I sindacati Cobas, “No ai Concorsi truffa”
Data: Lunedì, 17 settembre 2012 ore 06:00:00 CEST
Argomento: Redazione


I sindacati Cobas, Comitati di Base della Scuola, sono sul piede di guerra! Dopo il vergognoso flop dei TFA, si tenta di mescolare le carte con la proposta di due nuovi concorsi-truffa: una presa in giro sia per i precari, inseriti da anni nelle GAE, che per i neolaureati. Un concorso che la propaganda ministeriale sostiene rivolto ai 'giovani meritevoli', ma che in realtà li esclude (taglia fuori i neo-laureati); che prevede solo 11.800 immissioni (mantenendo così in vita l'esercito del precariato: un precario costa 9.000 euro in meno all'anno rispetto a un docente di ruolo); che prevede una ridicola simulazione di lezione; che costringe i precari della scuola a cimentarsi in un 'quizzone', come se non avessero mai superato diversi concorsi, dimostrando di padroneggiare contenuti disciplinari e competenze didattiche; che costerà milioni di euro, sufficienti a stabilizzare buona parte degli iscritti nelle Graduatorie.
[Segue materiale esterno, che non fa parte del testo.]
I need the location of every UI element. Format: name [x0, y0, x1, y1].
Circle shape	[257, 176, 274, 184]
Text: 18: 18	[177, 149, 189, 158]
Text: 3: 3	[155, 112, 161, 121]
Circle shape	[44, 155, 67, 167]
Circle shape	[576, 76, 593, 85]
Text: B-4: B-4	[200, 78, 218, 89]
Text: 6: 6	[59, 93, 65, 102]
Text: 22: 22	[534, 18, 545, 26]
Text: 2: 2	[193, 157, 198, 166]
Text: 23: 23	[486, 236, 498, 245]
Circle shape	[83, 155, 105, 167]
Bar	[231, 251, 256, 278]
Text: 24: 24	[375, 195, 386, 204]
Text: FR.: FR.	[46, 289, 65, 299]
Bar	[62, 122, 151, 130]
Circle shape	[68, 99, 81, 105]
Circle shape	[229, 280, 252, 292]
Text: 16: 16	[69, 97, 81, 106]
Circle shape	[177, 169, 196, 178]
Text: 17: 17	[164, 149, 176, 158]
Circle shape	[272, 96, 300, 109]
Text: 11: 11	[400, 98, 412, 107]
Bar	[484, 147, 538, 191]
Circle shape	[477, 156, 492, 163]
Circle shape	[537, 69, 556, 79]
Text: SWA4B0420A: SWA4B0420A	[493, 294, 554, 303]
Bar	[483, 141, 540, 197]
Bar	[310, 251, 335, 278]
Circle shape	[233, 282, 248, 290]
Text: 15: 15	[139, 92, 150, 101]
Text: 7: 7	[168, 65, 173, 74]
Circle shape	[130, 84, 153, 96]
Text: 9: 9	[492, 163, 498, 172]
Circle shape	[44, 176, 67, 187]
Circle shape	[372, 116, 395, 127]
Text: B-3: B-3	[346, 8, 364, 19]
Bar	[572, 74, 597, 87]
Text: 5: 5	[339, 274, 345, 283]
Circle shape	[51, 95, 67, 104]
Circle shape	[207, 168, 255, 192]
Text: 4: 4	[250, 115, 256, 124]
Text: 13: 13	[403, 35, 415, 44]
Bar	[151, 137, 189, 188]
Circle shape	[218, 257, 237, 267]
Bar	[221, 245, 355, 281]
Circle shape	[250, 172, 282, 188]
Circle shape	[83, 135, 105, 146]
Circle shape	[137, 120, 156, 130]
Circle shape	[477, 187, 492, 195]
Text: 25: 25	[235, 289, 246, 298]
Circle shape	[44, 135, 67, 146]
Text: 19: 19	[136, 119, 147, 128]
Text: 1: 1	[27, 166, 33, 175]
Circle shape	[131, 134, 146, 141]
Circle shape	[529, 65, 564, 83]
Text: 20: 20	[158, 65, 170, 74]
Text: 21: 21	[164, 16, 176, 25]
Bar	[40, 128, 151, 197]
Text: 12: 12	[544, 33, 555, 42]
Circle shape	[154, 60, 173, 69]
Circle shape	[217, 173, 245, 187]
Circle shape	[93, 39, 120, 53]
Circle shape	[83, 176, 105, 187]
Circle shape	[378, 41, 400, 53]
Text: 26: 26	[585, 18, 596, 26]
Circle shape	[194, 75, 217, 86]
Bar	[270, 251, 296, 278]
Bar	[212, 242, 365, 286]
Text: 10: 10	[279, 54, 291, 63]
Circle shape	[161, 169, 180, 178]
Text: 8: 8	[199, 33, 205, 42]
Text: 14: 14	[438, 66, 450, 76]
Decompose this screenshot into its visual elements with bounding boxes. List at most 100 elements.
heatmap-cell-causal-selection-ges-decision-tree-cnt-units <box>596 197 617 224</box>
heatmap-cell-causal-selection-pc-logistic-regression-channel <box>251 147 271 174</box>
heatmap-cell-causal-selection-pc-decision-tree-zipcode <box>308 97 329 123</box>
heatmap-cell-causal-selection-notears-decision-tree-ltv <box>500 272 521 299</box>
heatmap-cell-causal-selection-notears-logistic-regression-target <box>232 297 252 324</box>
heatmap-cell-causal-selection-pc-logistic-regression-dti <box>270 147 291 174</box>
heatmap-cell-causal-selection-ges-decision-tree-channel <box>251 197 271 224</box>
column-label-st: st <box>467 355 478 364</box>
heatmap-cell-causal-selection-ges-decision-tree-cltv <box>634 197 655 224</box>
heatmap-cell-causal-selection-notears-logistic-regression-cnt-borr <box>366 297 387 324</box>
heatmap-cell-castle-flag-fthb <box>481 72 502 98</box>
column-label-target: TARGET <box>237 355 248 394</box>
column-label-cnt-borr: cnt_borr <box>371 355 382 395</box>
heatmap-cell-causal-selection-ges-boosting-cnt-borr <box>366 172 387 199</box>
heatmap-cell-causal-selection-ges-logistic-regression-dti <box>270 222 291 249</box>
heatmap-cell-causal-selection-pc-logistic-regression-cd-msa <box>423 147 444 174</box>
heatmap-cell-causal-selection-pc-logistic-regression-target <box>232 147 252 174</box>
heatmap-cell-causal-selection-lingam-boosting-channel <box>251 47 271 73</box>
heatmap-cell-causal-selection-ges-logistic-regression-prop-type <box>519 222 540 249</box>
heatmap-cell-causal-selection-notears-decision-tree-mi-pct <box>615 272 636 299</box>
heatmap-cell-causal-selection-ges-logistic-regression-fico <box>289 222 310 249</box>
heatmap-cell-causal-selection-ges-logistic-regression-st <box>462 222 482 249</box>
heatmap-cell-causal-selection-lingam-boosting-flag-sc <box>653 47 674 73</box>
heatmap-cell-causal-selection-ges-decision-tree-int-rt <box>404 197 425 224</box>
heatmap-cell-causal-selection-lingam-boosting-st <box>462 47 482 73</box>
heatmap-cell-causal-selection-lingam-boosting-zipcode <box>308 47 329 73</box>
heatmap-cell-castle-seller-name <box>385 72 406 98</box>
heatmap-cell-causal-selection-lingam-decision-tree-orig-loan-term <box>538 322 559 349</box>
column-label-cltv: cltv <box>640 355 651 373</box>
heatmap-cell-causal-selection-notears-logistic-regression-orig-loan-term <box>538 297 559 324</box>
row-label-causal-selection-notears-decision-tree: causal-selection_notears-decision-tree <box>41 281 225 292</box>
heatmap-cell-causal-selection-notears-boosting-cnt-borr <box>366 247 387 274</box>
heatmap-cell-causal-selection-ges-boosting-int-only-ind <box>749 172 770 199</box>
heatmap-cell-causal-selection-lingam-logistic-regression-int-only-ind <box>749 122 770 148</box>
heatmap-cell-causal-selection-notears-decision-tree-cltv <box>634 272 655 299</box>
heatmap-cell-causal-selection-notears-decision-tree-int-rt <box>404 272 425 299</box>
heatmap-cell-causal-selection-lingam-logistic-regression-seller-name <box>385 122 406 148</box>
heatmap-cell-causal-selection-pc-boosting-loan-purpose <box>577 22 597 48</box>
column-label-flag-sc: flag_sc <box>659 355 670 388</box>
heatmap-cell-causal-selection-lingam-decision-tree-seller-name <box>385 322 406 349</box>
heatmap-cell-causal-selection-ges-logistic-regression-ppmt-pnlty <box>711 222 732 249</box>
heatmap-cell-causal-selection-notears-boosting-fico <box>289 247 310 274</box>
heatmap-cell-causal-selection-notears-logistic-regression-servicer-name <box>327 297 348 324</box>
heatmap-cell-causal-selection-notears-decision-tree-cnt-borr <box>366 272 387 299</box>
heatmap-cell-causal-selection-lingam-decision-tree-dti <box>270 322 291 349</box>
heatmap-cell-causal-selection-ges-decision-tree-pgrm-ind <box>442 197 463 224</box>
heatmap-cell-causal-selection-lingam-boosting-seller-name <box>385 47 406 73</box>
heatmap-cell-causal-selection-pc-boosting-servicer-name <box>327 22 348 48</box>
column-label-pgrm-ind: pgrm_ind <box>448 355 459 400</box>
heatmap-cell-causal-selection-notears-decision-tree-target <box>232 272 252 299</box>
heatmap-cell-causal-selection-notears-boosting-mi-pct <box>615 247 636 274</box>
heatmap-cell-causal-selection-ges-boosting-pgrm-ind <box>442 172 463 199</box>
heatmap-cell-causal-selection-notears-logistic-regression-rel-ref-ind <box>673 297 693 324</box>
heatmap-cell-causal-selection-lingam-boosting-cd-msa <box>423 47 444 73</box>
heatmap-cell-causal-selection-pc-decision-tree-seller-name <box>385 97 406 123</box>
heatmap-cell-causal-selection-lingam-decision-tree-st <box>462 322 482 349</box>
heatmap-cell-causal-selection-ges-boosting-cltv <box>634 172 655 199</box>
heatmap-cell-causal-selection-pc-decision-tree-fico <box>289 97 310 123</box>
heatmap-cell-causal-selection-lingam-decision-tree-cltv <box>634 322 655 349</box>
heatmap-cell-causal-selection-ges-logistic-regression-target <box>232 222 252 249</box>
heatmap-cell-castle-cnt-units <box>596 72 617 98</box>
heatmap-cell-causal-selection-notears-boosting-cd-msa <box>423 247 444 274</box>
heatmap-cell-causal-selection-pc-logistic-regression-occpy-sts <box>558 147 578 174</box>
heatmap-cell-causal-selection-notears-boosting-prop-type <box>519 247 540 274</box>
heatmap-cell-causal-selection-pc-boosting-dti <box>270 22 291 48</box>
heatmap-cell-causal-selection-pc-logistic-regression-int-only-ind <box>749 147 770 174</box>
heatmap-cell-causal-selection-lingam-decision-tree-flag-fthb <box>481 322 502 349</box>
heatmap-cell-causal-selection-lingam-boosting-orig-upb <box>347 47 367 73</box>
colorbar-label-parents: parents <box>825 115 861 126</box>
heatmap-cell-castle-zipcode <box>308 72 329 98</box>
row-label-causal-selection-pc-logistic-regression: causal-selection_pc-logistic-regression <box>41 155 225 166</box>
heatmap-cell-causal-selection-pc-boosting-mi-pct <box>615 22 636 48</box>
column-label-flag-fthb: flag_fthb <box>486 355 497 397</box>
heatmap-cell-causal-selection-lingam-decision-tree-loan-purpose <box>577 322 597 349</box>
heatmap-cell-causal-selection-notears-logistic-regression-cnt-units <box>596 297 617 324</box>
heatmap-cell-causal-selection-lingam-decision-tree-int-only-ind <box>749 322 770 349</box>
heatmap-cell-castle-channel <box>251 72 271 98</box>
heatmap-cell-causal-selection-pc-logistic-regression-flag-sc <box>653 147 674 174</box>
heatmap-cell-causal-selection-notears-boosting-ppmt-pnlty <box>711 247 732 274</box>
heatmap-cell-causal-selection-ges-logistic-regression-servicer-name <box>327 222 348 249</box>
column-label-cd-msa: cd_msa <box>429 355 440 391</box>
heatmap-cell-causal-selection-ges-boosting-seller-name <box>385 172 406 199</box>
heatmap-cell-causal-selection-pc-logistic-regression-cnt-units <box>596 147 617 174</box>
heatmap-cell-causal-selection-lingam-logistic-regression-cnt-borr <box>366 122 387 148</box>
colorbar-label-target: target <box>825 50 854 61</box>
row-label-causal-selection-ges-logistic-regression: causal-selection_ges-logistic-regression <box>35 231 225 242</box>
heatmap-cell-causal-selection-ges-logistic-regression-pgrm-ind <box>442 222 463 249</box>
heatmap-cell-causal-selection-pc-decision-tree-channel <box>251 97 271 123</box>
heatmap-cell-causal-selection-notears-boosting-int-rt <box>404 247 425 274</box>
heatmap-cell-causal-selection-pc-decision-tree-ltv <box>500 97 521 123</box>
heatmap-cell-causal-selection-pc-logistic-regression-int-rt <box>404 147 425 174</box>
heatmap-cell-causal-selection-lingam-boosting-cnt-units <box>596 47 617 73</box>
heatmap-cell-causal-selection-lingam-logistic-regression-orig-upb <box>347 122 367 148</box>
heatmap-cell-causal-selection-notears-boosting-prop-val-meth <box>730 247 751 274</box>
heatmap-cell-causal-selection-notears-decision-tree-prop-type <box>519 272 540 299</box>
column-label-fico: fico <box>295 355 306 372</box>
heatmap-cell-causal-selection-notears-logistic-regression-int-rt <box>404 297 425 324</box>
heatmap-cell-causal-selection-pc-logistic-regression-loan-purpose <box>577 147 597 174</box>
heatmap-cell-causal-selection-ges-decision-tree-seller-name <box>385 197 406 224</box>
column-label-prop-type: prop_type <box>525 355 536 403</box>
'Chi si è abilitato deve essere assunto in ruolo ' dicono i Cobas ' in quanto possiede già tutti i titoli richiesti per insegnare: ha già superato un concorso, ha maturato anni di servizio ed è inserito nelle Graduatorie con la legittima aspettativa dell'assunzione. Invece di buttare via altri soldi pubblici nel 'concorso truffa', si proceda subito alla immissione in ruolo su tutti i posti vacanti e disponibili. Per tutta risposta, invece, oltre al primo concorso per cui si dovranno sborsare anche 100 euro come per i TFA, è già in programma un secondo concorso, aperto solo ai già abilitati e gestito scuola per scuola, nascondendo una vera e propria assunzione diretta da parte dei presidi! L'intero sistema dell'istruzione pubblica è sotto attacco: abbiamo classi-pollaio, negazione del diritto al sostegno, insegnanti 'in esubero' costretti a riciclarsi in insegnanti di sostegno, sistemi di 'valutazione' di studenti, insegnanti e scuole attraverso 'test' che degradano la didattica virtuosa, tentativi di privatizzare la scuola con la riesumazione dell''Aprea' sotto mentite spoglie. ' E concludono i Cobas ' È necessario, invece, la fine della truffa organico di diritto-organico di fatto; l'immissione in ruolo su tutti i posti vacanti e disponibili; la parità di trattamento (sancita contrattualmente) tra personale a tempo determinato e a tempo indeterminato; il ritiro dei tagli; l'apertura di un partecipato dibattito sul reclutamento del personale docente, che escluda l'assunzione diretta da parte dei presidi, tenga conto delle legittime esigenze di tutto il personale precario docente della scuola e garantisca il diritto a un percorso abilitante qualificato per coloro che aspirano a diventare insegnanti; preservare il personale 'inidoneo' nel proprio ruolo e nel proprio posto di lavoro e restituire i posti nell'Amministrazione al personale ATA; il rispetto dei tempi previsti dalla legge per le nomine.